I was pushed over the edge into full outrage when the documentary arrived at the 2005 White House Correspondents Dinner where President Bush spoofed his claim that Iraq harbored weapons of mass destruction (“Where are those weapons? They must be here somewhere…” he mutters as he peers under a tablecloth.) This self-deprecation parody gets many a cheer from his bejeweled audience in between sips of champagne and nibbles of delicacies, but when the camera cuts to Tomas Young, body broken, watching from home, when the camera pans over the legions of mothers who have lost their sons and daughters to this war, if the viewer of this documentary does not feel absolute disgust in our politicians and in ourselves for not seeing through the garbage these senators and representatives spouted, then there is something morally wrong with the viewer.The shining light through this documentary was Senator Robert Byrd, whom I believe was once a Grand Master in the Klan, itself a terrorist organization. Like any wel-crafted character in literature, Senator Byrd turned to Light, denounced his Dark past, and now fights for truth, justice, and the American way. Right-wingers will call him a hypocrite, no doubt, but this is a man who on the Senate floor, implores all Americans to stand up and speak out against invading a country that did not attack us and giving power to kill to a single man when his reasons for killing aren't all that clear.
Too late. But not too late to prevent it again. Every American should re-read the words of our Founding Fathers. Every American should see this documentary. It is hard to watch, partly because Tomas Young is laid bare, body and soul, partly because it is sometimes hard to see past personalities and egos to listen to the story being told, but mostly because of the realization that politicians control the world – and we let them.I suspect Rush Limbaugh and his ilk will mock this work, calling it “Body of Lies,” left-wing propaganda and unfortunately, most of his followers will agree without even bothering to check it out for themselves. This is unfortunate. I believe that all sides need to be considered before choosing to follow a politician, whether that leader is a Bush or an Obama. Many believe not supporting one’s President is unpatriotic. I disagree. If one follows anyone blindly, without one questioning what that leader spouts, whether that leader is a politician, celebrity, or your priest, then one is going against every principle upon which this country was founded. And that is unpatriotic.And back to the Fluffernutter…On The Big Screen: Just saw Let the Right One In, a vampire flick without, thankfully, none of the romantic overtones that seem to glut every vampire tale in modern popular fiction. The movie is sad, mostly, and disturbing, but it has moments of humor, joy, horror, and I found myself inwardly cheering at the end where the bullies get what they deserve. In essence, though, this is less of a vampire tale than it is a story about the intricacies of human relationships and what draws people together.

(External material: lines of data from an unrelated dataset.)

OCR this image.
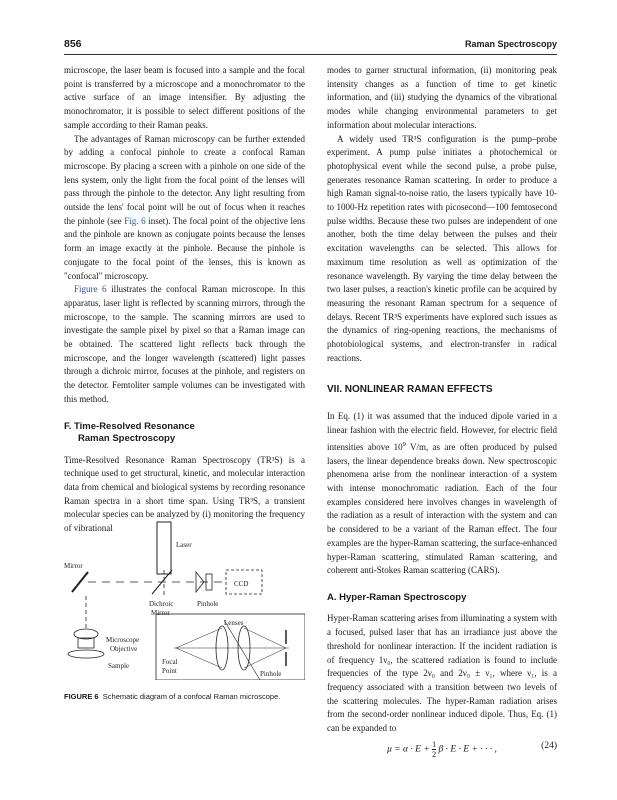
856	Raman Spectroscopy

microscope, the laser beam is focused into a sample and the focal point is transferred by a microscope and a monochromator to the active surface of an image intensifier. By adjusting the monochromator, it is possible to select different positions of the sample according to their Raman peaks.

The advantages of Raman microscopy can be further extended by adding a confocal pinhole to create a confocal Raman microscope. By placing a screen with a pinhole on one side of the lens system, only the light from the focal point of the lenses will pass through the pinhole to the detector. Any light resulting from outside the lens' focal point will be out of focus when it reaches the pinhole (see Fig. 6 inset). The focal point of the objective lens and the pinhole are known as conjugate points because the lenses form an image exactly at the pinhole. Because the pinhole is conjugate to the focal point of the lenses, this is known as "confocal" microscopy.

Figure 6 illustrates the confocal Raman microscope. In this apparatus, laser light is reflected by scanning mirrors, through the microscope, to the sample. The scanning mirrors are used to investigate the sample pixel by pixel so that a Raman image can be obtained. The scattered light reflects back through the microscope, and the longer wavelength (scattered) light passes through a dichroic mirror, focuses at the pinhole, and registers on the detector. Femtoliter sample volumes can be investigated with this method.

F. Time-Resolved Resonance
Raman Spectroscopy

Time-Resolved Resonance Raman Spectroscopy (TR³S) is a technique used to get structural, kinetic, and molecular interaction data from chemical and biological systems by recording resonance Raman spectra in a short time span. Using TR³S, a transient molecular species can be analyzed by (i) monitoring the frequency of vibrational

Laser
Mirror
Dichroic
Mirror
Pinhole
CCD
Microscope
Objective
Sample
Lenses
Focal
Point	Pinhole
FIGURE 6 Schematic diagram of a confocal Raman microscope.

modes to garner structural information, (ii) monitoring peak intensity changes as a function of time to get kinetic information, and (iii) studying the dynamics of the vibrational modes while changing environmental parameters to get information about molecular interactions.

A widely used TR³S configuration is the pump–probe experiment. A pump pulse initiates a photochemical or photophysical event while the second pulse, a probe pulse, generates resonance Raman scattering. In order to produce a high Raman signal-to-noise ratio, the lasers typically have 10- to 1000-Hz repetition rates with picosecond—100 femtosecond pulse widths. Because these two pulses are independent of one another, both the time delay between the pulses and their excitation wavelengths can be selected. This allows for maximum time resolution as well as optimization of the resonance wavelength. By varying the time delay between the two laser pulses, a reaction's kinetic profile can be acquired by measuring the resonant Raman spectrum for a sequence of delays. Recent TR³S experiments have explored such issues as the dynamics of ring-opening reactions, the mechanisms of photobiological systems, and electron-transfer in radical reactions.

VII. NONLINEAR RAMAN EFFECTS

In Eq. (1) it was assumed that the induced dipole varied in a linear fashion with the electric field. However, for electric field intensities above $10^9$ V/m, as are often produced by pulsed lasers, the linear dependence breaks down. New spectroscopic phenomena arise from the nonlinear interaction of a system with intense monochromatic radiation. Each of the four examples considered here involves changes in wavelength of the radiation as a result of interaction with the system and can be considered to be a variant of the Raman effect. The four examples are the hyper-Raman scattering, the surface-enhanced hyper-Raman scattering, stimulated Raman scattering, and coherent anti-Stokes Raman scattering (CARS).

A. Hyper-Raman Spectroscopy

Hyper-Raman scattering arises from illuminating a system with a focused, pulsed laser that has an irradiance just above the threshold for nonlinear interaction. If the incident radiation is of frequency 1ν₀, the scattered radiation is found to include frequencies of the type 2ν₀ and 2ν₀ ± ν₁, where ν₁, is a frequency associated with a transition between two levels of the scattering molecules. The hyper-Raman radiation arises from the second-order nonlinear induced dipole. Thus, Eq. (1) can be expanded to

$\mu = \alpha \cdot E + \frac{1}{2}$ β · E · E + · · · ,	(24)
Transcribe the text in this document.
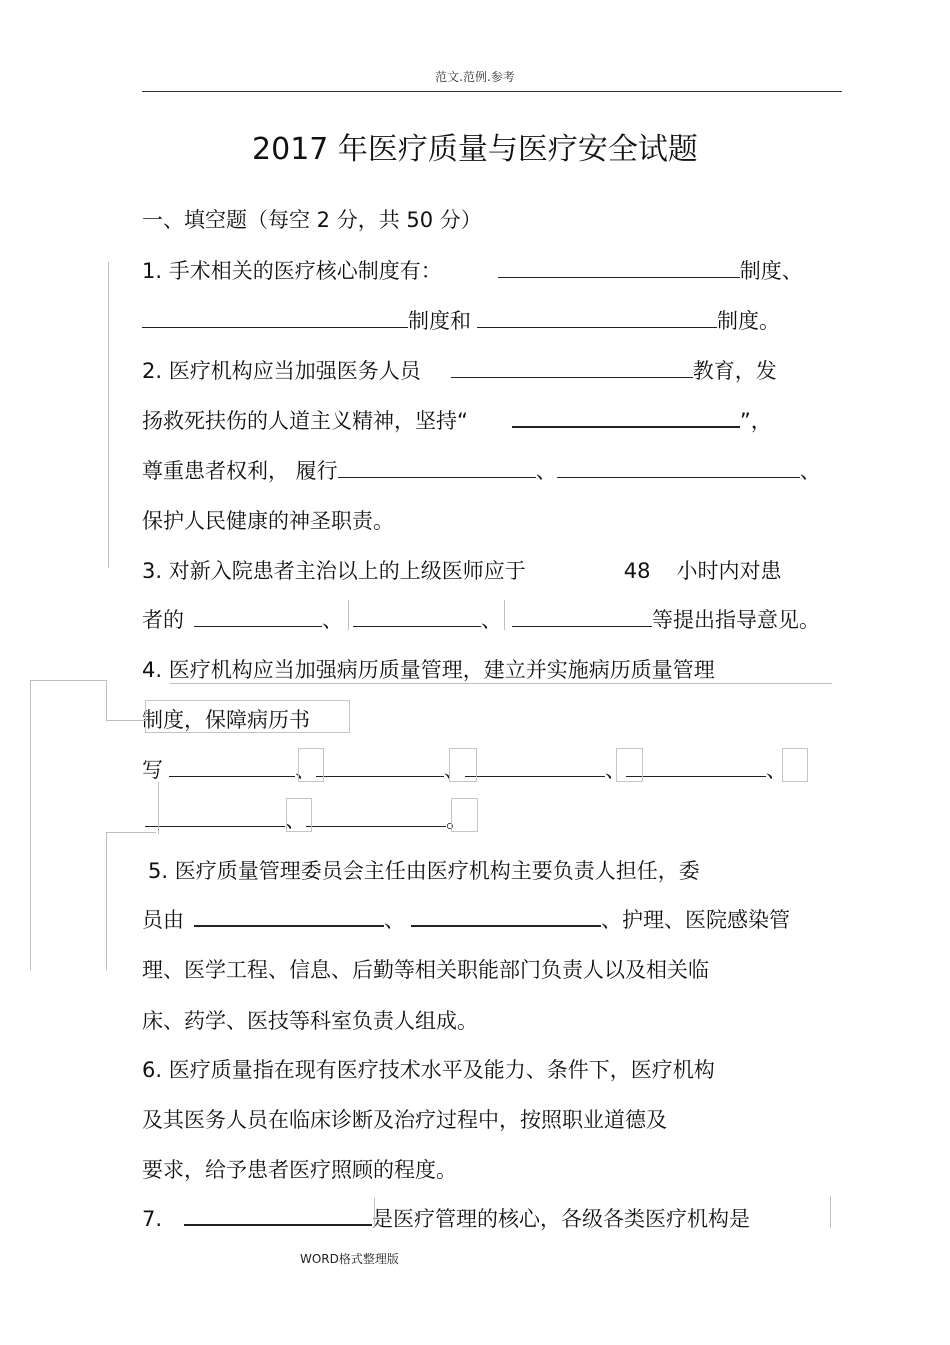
范文.范例.参考
2017 年医疗质量与医疗安全试题
一、填空题（每空 2 分，共 50 分）
1. 手术相关的医疗核心制度有：	制度、
制度和	制度。
2. 医疗机构应当加强医务人员	教育，发
扬救死扶伤的人道主义精神，坚持“	”，
尊重患者权利， 履行	、	、
保护人民健康的神圣职责。
3. 对新入院患者主治以上的上级医师应于	48 小时内对患
者的	、	、	等提出指导意见。
4. 医疗机构应当加强病历质量管理，建立并实施病历质量管理
制度，保障病历书
写	、	、	、	、
、	。
5. 医疗质量管理委员会主任由医疗机构主要负责人担任，委
员由	、	、护理、医院感染管
理、医学工程、信息、后勤等相关职能部门负责人以及相关临
床、药学、医技等科室负责人组成。
6. 医疗质量指在现有医疗技术水平及能力、条件下，医疗机构
及其医务人员在临床诊断及治疗过程中，按照职业道德及
要求，给予患者医疗照顾的程度。
7.	是医疗管理的核心，各级各类医疗机构是
WORD格式整理版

In this case two very lonely beings find each other. At the point in time, it is clear that the two love each other, but one wonders if it is a healthy love, one that will bring out the best in each other, or an enabling co-dependency where he enables her to reenact the past 300 years over and over again and where she feeds his serial killer obsession. All in all, the movie is a little long, the story tragic, but worth a viewing.On the Nightstand: Sarah Dessen's The Truth About Forever.
This woman can write.On the iPod: The Ramones “Today Your Love, Tomorrow the World" and "Bonzo Goes to Bitburg."